Strength training is extremely essential for building muscle. Some even say it is a prerequisite, with the addition of getting the right amount of proteins in the diet. The cardio routine one follows helps to aid the weight loss process and thus making more space in the body to build muscle.
But a cardio activity by itself has never been associated with gaining muscle. But many fitness professionals disagree, According to Corey Phelps, an NASM-certified personal trainer, running intervals, in which you rotate between 30-second sprints and 30-second recovery periods for 10 to 20 minutes can not only effectively burn fat but also help build muscle. He also says one can add incline sprints on the treadmill or outside on the stairs. "The incline will target the quads, glutes, and hamstrings, and the sprints will activate core muscles.” He adds, "Run up the steps as fast as you can. Propelling the body upward is tremendous work and creates a perfect environment for muscle growth."

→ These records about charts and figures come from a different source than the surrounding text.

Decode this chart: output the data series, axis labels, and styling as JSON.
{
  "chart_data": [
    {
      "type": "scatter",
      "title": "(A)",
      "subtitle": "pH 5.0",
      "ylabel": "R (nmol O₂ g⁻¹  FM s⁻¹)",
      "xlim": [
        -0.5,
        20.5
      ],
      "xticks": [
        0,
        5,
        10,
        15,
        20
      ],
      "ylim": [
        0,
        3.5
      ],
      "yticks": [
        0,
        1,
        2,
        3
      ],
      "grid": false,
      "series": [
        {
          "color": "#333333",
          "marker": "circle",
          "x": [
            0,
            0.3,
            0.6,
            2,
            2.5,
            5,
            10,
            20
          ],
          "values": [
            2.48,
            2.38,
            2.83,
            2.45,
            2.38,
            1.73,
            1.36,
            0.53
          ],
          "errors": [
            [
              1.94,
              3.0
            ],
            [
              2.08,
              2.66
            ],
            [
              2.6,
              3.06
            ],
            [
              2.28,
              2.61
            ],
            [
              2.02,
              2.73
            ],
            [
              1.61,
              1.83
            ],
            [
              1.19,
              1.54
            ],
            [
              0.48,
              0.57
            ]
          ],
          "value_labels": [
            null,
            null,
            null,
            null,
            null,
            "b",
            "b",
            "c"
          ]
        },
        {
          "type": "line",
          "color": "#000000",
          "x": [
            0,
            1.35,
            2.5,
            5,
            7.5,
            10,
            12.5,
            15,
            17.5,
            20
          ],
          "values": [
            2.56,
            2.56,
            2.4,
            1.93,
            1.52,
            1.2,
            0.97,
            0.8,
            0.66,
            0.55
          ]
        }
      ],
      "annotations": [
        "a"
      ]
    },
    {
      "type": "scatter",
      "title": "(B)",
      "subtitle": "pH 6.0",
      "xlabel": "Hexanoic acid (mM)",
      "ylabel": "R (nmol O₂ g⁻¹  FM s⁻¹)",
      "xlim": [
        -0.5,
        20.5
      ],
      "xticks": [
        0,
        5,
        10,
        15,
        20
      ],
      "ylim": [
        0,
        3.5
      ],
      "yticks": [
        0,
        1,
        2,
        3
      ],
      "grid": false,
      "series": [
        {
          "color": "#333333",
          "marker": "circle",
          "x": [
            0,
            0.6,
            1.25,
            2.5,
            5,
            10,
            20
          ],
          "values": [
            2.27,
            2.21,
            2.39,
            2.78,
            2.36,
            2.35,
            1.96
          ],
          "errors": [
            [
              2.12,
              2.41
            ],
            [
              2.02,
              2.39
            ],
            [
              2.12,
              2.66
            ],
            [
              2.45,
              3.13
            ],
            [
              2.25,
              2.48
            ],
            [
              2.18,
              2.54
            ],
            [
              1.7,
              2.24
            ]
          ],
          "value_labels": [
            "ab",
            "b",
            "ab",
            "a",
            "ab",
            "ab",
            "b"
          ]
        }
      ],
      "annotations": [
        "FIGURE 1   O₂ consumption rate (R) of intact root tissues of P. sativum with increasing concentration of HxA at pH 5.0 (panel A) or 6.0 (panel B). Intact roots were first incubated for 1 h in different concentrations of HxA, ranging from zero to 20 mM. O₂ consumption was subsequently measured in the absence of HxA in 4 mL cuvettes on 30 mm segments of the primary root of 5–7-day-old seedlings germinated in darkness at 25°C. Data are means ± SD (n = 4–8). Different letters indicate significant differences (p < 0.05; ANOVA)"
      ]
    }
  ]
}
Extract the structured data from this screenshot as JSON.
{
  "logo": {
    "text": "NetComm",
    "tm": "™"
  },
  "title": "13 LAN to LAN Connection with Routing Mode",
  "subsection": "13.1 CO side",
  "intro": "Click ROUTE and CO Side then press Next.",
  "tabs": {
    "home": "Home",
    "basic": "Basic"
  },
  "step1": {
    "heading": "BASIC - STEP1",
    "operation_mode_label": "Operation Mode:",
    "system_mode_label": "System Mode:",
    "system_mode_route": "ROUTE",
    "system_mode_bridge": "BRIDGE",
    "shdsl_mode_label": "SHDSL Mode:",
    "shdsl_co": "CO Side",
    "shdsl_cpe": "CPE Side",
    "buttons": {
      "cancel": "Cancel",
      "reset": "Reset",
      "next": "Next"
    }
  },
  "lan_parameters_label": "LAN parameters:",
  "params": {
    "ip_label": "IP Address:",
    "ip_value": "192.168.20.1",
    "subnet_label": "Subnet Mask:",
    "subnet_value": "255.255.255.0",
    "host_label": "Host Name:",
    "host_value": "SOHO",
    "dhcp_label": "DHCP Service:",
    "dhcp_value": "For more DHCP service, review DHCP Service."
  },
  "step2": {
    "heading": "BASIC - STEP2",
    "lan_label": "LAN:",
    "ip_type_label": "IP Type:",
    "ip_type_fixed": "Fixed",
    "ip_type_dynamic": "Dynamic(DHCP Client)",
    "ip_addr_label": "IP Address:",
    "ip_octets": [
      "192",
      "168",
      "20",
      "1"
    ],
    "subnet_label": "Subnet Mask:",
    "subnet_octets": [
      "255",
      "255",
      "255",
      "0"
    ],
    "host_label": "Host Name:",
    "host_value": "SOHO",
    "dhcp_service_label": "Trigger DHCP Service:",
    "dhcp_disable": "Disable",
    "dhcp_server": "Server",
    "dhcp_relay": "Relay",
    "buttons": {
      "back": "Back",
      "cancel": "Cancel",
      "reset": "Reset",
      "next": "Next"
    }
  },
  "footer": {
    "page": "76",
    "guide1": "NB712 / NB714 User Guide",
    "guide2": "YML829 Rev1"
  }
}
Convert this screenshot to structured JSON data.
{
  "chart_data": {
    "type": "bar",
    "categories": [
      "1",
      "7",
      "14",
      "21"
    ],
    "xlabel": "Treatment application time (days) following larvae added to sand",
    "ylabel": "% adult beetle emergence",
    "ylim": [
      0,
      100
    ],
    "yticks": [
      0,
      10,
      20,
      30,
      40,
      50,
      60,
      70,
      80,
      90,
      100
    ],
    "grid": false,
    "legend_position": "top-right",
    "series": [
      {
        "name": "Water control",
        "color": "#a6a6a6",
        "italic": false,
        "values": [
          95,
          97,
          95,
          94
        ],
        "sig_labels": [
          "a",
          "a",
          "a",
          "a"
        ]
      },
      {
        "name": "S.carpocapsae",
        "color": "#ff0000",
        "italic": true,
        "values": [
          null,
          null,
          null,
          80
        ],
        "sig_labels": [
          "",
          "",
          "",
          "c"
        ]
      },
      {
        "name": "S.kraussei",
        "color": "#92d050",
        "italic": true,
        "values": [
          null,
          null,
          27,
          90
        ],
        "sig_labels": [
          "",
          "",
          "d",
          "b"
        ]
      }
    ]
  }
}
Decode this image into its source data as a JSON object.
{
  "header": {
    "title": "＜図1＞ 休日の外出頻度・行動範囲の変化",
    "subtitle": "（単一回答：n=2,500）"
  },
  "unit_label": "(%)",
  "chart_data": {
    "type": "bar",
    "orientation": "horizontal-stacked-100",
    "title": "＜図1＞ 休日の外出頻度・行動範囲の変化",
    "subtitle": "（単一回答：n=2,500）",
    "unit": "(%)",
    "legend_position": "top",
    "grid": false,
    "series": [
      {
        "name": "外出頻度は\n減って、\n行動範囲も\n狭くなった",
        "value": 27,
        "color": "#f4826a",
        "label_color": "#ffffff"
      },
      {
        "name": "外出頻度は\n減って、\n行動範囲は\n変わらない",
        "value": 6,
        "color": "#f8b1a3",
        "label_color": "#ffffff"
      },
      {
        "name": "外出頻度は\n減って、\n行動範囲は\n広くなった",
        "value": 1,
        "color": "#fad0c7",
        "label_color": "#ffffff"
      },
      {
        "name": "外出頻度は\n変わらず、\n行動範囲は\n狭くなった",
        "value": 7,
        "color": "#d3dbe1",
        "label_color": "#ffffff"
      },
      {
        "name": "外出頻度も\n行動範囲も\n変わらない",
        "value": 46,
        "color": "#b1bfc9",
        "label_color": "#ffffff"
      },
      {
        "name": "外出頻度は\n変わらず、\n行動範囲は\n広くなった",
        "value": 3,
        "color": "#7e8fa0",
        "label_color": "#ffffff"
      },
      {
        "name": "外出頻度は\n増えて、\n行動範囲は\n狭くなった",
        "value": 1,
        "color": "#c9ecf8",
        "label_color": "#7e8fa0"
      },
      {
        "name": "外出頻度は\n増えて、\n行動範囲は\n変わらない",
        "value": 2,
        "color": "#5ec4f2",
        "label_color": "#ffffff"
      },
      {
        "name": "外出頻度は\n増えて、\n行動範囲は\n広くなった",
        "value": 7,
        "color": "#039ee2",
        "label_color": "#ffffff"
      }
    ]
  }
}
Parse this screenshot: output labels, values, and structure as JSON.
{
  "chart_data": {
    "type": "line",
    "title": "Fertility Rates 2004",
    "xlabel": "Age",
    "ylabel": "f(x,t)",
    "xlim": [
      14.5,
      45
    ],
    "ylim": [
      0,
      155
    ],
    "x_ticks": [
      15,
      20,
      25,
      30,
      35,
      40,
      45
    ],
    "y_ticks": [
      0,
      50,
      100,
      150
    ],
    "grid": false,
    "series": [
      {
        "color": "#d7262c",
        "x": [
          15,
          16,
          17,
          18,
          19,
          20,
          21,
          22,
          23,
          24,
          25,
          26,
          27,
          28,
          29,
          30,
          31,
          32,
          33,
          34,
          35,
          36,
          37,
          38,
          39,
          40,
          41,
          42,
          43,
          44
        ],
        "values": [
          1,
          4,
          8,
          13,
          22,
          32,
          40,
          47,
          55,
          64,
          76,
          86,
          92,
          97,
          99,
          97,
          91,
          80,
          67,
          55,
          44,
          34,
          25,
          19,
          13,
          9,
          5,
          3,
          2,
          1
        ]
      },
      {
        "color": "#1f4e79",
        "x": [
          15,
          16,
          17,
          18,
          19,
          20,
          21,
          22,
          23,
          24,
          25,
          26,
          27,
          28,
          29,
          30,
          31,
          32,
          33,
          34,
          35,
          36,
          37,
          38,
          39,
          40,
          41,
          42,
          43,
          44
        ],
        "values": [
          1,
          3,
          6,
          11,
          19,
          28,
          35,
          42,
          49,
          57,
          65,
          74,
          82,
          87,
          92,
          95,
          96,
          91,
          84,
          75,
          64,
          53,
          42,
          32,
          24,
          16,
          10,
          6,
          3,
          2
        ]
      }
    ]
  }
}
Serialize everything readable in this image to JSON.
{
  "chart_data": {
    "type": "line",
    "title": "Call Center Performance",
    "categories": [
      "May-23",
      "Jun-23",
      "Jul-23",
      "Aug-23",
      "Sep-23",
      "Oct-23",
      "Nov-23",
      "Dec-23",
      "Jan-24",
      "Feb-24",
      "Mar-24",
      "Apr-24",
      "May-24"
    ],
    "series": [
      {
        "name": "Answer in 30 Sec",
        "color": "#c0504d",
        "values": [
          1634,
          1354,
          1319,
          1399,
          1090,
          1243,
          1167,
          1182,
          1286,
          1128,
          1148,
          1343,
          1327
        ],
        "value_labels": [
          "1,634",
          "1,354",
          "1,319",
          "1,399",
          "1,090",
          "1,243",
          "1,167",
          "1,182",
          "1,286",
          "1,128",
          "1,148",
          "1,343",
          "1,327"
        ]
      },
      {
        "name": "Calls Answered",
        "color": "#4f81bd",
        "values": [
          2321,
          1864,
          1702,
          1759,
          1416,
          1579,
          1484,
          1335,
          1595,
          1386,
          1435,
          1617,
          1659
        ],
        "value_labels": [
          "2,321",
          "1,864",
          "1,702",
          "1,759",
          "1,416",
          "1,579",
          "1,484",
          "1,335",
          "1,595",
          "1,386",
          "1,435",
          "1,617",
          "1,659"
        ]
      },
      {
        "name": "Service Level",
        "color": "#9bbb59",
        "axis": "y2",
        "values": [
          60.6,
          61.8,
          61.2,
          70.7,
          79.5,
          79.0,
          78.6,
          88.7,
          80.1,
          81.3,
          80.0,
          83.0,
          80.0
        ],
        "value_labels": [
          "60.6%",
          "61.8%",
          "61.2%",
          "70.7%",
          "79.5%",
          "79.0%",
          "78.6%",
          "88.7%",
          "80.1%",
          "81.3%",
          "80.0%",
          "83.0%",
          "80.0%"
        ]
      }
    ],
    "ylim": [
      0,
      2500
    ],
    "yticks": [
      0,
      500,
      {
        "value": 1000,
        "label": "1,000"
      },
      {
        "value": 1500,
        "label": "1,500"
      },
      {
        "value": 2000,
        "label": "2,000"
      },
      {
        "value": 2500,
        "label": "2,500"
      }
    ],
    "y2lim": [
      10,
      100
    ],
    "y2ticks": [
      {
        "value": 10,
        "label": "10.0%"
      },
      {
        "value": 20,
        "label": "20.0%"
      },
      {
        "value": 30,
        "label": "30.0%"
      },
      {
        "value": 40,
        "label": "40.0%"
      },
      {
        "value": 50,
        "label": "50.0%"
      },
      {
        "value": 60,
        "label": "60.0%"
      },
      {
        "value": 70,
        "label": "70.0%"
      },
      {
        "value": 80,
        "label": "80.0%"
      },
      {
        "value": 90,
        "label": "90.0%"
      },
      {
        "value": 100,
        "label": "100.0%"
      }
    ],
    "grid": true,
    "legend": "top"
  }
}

If running isn't your speed, Corey also suggests rowing intervals, alternating between sprints and recovery reps to build muscle. "Rowing targets every muscle in the body, especially the glutes, hamstrings, and quads," she said. "The explosive power used to press off the footrests targets the lower-body muscles."
Of course, Corey noted that you can't blast away bad eating habits with cardio and strength workouts. When it comes to building muscle, a balanced diet focused on adequate protein intake is key. Finally, don't be alarmed if you see the number on the scale increase slightly; muscle weighs more than fat, so this is normal. Instead, focus on how your clothes fit and watch for increased muscle definition. If you stay consistent, you'll slowly but surely start to see results.